Every high speed quad built since 1990 is still operating, although not necessarily in its original location.  The only exception is Marble Mountain’s Governor’s Express, which burned down last August.  Even most of that machine is being re-used at Marble or Powderhorn in Colorado.  An impressive 431 out of the 473 high speed quads built in the US and Canada are still operating in their original locations.  When you take out the Yan detachables (which were mostly scrapped for obvious reasons,) 17 out of 29 removed detachable quads are still operating in a new location.  In other words, only 12 of the 450 high speed quads built by Doppelmayr/CTEC/Leitner/Poma have been scrapped.  Even one of the Yan detachable quads from Silver Star lives on; you can ride it at Nazhvan Park in Iran where faulty grips may be the least of your worries.  Other older detachable quads like Snowmass’ Fanny Hill and Stowe’s FourRunner were converted into fixed-grip chairlifts in new locations rather than being scrapped.

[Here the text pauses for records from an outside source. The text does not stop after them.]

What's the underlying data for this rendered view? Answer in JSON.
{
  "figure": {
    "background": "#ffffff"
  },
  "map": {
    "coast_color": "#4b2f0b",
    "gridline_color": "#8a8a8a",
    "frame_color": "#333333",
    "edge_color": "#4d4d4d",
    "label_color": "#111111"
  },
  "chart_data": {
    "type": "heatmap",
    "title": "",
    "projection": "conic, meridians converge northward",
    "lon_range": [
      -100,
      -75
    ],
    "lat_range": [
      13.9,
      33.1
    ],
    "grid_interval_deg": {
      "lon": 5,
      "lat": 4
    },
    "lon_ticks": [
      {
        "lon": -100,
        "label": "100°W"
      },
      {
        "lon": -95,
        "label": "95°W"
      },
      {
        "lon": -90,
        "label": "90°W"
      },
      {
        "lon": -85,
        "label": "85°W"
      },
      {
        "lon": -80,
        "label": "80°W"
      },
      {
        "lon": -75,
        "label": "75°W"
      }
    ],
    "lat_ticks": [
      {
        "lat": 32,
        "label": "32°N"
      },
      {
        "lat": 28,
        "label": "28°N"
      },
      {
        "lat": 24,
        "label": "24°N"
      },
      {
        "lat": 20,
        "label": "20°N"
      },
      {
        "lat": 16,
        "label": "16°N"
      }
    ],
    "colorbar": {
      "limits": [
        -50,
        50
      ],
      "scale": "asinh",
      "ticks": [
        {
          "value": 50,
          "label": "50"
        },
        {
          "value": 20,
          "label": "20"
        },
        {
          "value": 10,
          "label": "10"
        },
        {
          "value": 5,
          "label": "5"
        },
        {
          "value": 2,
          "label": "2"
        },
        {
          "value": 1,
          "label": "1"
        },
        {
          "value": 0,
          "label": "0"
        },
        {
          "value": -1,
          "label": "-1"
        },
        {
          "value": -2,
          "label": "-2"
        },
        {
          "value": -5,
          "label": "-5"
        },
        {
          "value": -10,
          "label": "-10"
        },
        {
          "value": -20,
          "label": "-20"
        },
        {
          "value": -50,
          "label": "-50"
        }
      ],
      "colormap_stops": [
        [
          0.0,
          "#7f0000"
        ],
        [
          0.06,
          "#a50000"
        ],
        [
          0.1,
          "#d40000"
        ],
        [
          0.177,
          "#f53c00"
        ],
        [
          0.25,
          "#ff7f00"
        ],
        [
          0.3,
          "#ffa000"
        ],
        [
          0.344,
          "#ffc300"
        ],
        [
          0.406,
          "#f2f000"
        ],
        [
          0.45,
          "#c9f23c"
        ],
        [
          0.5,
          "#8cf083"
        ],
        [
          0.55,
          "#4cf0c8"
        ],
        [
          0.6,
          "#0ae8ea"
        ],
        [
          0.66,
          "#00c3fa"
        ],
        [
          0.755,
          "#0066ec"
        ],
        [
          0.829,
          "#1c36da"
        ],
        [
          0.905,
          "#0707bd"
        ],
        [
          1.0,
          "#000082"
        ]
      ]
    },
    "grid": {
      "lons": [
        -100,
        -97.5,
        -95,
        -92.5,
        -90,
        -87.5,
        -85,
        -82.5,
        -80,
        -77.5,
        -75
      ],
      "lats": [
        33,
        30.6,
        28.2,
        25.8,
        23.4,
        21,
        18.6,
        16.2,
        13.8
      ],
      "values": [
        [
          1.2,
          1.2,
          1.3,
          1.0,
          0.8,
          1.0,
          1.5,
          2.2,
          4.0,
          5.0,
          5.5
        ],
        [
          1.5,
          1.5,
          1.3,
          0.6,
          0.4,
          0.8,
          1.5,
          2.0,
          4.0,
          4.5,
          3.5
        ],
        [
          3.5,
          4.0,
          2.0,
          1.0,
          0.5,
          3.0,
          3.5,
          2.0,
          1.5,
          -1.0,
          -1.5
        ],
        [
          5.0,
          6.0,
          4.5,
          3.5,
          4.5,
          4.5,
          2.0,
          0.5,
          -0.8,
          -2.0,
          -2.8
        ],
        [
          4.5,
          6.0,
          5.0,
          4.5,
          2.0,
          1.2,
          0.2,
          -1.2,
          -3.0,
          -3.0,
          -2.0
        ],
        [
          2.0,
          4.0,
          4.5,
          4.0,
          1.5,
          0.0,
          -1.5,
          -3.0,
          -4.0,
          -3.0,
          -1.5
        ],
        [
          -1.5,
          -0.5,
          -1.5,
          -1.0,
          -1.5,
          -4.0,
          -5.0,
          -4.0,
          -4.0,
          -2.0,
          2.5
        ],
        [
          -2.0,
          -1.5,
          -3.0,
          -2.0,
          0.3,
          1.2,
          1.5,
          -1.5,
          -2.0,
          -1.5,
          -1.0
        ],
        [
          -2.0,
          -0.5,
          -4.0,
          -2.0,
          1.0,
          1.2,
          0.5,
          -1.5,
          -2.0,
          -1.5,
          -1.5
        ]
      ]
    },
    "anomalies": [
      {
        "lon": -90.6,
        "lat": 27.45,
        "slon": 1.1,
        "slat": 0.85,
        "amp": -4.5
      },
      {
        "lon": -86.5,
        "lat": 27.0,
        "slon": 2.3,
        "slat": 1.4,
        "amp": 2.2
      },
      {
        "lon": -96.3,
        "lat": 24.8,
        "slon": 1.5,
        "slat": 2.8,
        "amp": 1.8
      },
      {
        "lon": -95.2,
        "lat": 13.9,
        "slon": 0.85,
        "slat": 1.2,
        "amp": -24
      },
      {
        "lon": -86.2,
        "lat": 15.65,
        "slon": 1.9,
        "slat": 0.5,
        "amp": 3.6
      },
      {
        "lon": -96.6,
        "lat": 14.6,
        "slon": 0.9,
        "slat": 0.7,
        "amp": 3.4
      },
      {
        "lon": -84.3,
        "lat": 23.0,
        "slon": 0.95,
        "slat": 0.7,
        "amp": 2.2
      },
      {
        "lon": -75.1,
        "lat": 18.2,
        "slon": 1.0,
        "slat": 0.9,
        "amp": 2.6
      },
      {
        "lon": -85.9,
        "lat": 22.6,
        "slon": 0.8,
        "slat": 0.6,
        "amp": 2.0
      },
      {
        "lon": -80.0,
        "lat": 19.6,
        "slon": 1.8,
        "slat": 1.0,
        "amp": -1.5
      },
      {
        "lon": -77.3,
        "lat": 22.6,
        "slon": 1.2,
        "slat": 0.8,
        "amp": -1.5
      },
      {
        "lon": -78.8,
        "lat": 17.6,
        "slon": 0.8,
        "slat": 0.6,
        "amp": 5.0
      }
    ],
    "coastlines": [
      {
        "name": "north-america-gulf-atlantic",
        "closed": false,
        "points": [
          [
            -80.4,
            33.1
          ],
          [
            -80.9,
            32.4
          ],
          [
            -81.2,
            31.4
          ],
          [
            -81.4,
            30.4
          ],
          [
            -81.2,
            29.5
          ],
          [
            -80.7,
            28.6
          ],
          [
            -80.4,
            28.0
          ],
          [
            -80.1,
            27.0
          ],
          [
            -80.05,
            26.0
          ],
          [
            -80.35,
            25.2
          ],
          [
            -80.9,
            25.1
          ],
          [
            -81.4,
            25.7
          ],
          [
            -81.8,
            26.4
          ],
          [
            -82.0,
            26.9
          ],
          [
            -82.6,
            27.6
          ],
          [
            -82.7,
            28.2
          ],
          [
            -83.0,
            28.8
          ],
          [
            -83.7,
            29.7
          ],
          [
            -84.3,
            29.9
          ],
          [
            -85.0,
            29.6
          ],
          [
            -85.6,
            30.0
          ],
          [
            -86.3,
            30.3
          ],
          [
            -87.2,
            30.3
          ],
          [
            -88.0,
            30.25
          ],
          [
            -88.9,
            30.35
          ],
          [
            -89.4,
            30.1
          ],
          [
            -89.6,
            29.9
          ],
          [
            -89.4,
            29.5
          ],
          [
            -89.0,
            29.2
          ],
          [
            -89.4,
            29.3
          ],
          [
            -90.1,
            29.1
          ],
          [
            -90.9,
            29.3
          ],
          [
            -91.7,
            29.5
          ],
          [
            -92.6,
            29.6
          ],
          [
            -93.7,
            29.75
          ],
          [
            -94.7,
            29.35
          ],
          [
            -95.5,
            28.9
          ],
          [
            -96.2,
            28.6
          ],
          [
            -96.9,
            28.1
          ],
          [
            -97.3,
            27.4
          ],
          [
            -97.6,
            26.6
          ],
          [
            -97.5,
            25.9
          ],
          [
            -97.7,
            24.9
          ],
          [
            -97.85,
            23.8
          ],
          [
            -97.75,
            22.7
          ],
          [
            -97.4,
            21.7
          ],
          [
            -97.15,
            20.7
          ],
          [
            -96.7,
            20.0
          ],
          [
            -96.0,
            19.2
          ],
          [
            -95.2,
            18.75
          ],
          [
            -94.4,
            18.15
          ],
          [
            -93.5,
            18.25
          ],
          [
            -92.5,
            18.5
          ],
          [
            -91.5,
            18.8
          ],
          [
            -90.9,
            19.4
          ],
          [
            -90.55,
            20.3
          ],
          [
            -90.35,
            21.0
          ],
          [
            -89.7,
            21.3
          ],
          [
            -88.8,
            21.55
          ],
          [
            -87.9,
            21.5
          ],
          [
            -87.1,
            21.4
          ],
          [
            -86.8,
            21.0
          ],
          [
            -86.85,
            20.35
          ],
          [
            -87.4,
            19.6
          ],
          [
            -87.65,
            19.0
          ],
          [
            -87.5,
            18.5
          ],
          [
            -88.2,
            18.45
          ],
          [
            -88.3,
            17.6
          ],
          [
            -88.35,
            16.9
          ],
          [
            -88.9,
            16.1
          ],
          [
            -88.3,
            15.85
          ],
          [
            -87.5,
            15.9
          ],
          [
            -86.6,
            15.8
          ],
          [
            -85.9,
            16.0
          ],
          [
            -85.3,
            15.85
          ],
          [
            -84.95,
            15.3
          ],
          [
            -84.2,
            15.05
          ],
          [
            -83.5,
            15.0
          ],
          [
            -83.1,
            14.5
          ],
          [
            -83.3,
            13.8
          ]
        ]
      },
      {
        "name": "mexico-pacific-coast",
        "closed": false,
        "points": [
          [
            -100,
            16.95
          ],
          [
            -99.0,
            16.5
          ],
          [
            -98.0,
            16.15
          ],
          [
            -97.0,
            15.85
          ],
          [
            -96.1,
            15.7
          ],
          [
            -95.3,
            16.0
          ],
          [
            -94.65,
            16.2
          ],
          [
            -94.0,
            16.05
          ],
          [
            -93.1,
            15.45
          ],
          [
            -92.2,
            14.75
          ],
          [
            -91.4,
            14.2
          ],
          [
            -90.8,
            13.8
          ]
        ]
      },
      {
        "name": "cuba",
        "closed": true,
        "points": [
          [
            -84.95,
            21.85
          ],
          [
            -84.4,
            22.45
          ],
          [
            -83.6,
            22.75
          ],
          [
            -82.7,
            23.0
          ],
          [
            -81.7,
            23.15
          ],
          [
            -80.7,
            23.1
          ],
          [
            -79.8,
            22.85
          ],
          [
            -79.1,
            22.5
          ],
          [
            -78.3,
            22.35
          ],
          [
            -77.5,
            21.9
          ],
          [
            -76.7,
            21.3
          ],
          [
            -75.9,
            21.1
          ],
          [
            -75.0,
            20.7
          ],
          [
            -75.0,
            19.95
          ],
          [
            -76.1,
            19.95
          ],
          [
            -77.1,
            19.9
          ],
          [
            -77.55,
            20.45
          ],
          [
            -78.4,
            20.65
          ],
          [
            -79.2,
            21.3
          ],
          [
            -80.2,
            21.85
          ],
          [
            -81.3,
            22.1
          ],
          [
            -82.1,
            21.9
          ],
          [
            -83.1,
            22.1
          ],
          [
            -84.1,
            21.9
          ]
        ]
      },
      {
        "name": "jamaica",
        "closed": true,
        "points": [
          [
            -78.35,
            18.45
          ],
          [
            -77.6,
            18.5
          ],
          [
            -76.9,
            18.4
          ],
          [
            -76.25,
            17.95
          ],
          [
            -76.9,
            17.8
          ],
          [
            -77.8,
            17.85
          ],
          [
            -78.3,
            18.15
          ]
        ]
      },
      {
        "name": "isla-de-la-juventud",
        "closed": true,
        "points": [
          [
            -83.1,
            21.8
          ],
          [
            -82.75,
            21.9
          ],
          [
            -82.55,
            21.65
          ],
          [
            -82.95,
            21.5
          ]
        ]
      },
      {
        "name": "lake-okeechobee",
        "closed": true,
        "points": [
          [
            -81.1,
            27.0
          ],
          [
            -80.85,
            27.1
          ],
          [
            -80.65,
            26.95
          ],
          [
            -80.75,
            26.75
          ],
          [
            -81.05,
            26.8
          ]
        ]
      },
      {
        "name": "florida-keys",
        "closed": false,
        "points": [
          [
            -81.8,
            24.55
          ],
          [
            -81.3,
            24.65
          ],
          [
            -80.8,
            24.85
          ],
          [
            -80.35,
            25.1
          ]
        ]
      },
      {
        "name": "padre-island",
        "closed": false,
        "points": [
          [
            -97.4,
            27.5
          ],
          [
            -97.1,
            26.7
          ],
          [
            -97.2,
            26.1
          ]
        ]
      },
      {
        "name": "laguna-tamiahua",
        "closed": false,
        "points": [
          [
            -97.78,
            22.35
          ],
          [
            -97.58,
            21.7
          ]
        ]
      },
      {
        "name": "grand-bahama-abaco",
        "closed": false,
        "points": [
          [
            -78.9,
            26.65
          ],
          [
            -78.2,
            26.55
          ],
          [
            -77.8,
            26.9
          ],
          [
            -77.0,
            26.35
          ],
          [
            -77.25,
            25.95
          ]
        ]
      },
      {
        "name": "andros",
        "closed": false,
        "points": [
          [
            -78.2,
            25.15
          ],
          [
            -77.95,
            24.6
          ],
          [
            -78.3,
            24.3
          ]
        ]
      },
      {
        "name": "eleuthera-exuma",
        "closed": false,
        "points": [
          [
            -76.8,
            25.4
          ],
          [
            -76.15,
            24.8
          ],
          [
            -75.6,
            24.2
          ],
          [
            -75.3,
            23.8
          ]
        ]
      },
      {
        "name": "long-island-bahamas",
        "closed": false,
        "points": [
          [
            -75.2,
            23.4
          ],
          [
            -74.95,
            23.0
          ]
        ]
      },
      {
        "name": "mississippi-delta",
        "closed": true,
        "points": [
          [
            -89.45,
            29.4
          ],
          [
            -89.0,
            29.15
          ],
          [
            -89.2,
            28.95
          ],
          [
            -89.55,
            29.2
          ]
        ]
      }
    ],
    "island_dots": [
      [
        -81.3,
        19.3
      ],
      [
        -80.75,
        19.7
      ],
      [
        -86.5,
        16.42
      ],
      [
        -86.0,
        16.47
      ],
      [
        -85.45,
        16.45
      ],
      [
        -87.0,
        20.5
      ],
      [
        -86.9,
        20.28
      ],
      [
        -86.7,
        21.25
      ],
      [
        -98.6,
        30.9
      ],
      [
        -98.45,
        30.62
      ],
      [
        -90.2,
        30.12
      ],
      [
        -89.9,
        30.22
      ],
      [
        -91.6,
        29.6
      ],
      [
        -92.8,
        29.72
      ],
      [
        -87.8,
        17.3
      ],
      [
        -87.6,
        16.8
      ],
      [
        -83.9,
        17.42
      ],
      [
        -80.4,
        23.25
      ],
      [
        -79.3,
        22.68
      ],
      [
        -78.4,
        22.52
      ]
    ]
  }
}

The detachable building bubble in the late 1990s will probably be followed by a replacement bubble around 2022.
The detachable building bubble in the late 1990s will hopefully be followed by a replacement bubble around 2022.

So what is the future for the 200 aging high speed quads that were built in the 1990s?  If you figure the average detachable is replaced at 23.8 years as mentioned above, the peak year for replacement of these machines will be in 2022.  Even if only half of the detach quads built in 1998 are replaced in 2022, that’s a huge 16 new detachables.  Pretty significant when you consider lots of high speed lifts replace fixed-grips or go in new locations altogether.  Just three older high speed quads are being replaced in 2015 so there’s a long ways to go if we are going to see those numbers in five years.